Honestly, I don’t understand the blog post’s point about the self-attention example. Both implementation, either calling to the single-head attention or writing it from scratch looks fine to me.
Honestly (and this might be an unpopular opinion here), I think don’t think Fortran will ever attract someone making those criticisms of numpy. Fortran is wonderful if you’re dealing with complicated calculations involving fancy arrays that you’ll code once and rarely return to. It’s not good for one-off code, hacked together solutions, or quickly prototyping algorithms. And I personally think this can be a strength that Fortran has over Python/numpy. If you want something that’s quick and easy, something that doesn’t require you to look at documentation or maybe sketch things out on paper to be sure you write the logic correctly, then the long argument lists and strong, static typing of Fortran will simply not be attractive and that’s okay.
Hi @Ellehan and welcome.
AFAICT, Fortran is not mentioned in the blog post. The post is mostly about how avoiding loops led to the introduction of overcomplicated solutions (compared to good-ol’ MATLAB-like syntax).
But in the real world, the MVP (i.e., the prototype) often becomes the product, so Fortran might not be considered at all even if it’s the best tool for the job.

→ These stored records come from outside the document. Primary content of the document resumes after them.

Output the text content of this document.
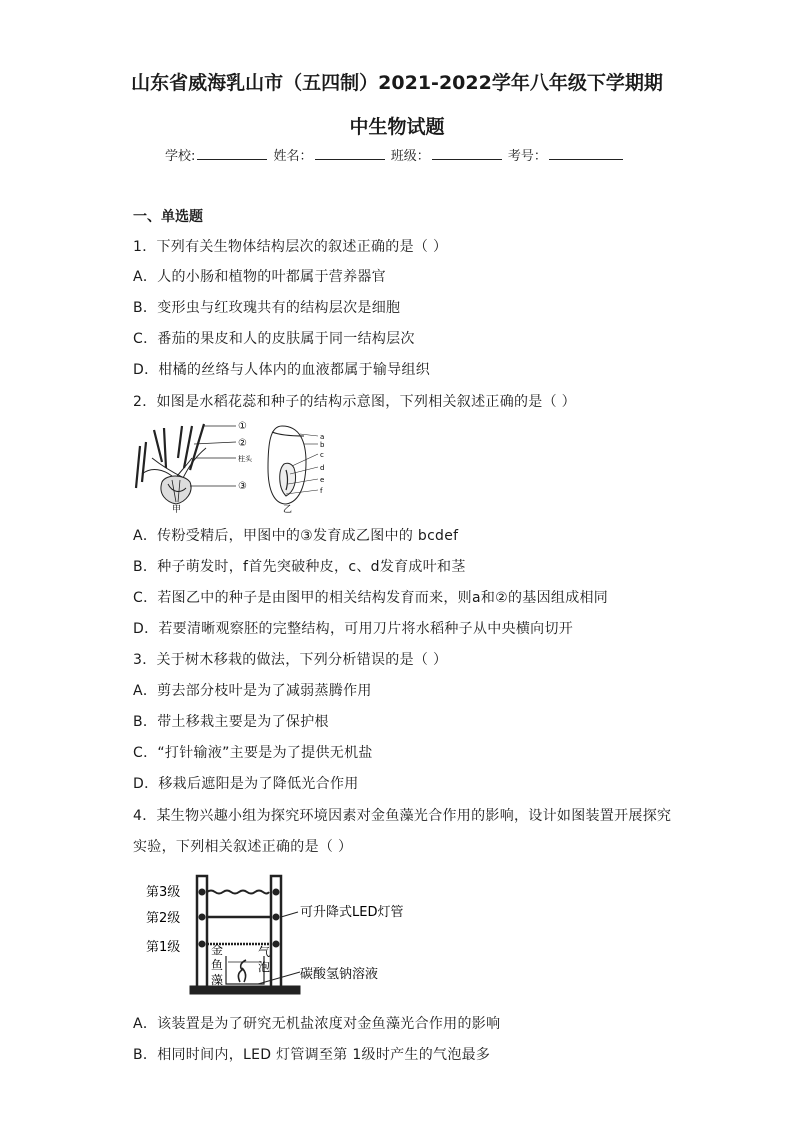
山东省威海乳山市（五四制）2021-2022学年八年级下学期期
中生物试题
学校:	姓名：	班级：	考号：
一、单选题
1．下列有关生物体结构层次的叙述正确的是（ ）
A．人的小肠和植物的叶都属于营养器官
B．变形虫与红玫瑰共有的结构层次是细胞
C．番茄的果皮和人的皮肤属于同一结构层次
D．柑橘的丝络与人体内的血液都属于输导组织
2．如图是水稻花蕊和种子的结构示意图，下列相关叙述正确的是（ ）
①
②
柱头
③
甲
a
b
c
d
e
f
乙
A．传粉受精后，甲图中的③发育成乙图中的 bcdef
B．种子萌发时，f首先突破种皮，c、d发育成叶和茎
C．若图乙中的种子是由图甲的相关结构发育而来，则a和②的基因组成相同
D．若要清晰观察胚的完整结构，可用刀片将水稻种子从中央横向切开
3．关于树木移栽的做法，下列分析错误的是（ ）
A．剪去部分枝叶是为了减弱蒸腾作用
B．带土移栽主要是为了保护根
C．“打针输液”主要是为了提供无机盐
D．移栽后遮阳是为了降低光合作用
4．某生物兴趣小组为探究环境因素对金鱼藻光合作用的影响，设计如图装置开展探究
实验，下列相关叙述正确的是（ ）
第3级
第2级
第1级
可升降式LED灯管
碳酸氢钠溶液
金
鱼
藻
气
泡
A．该装置是为了研究无机盐浓度对金鱼藻光合作用的影响
B．相同时间内，LED 灯管调至第 1级时产生的气泡最多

Before Fortran 90 there were no assumed-shape array arguments or optional arguments. so array dimensions needed to be passed, as did control parameters specifying details such as an error tolerance, maximum number of iterations, how many intermediate results to print, etc. But in modern Fortran you can use assumed-shape arguments and use optional arguments for the control parameters (with reasonable defaults if they are not set) or set them in a single derived type, so even a complicated procedure need not have many required arguments.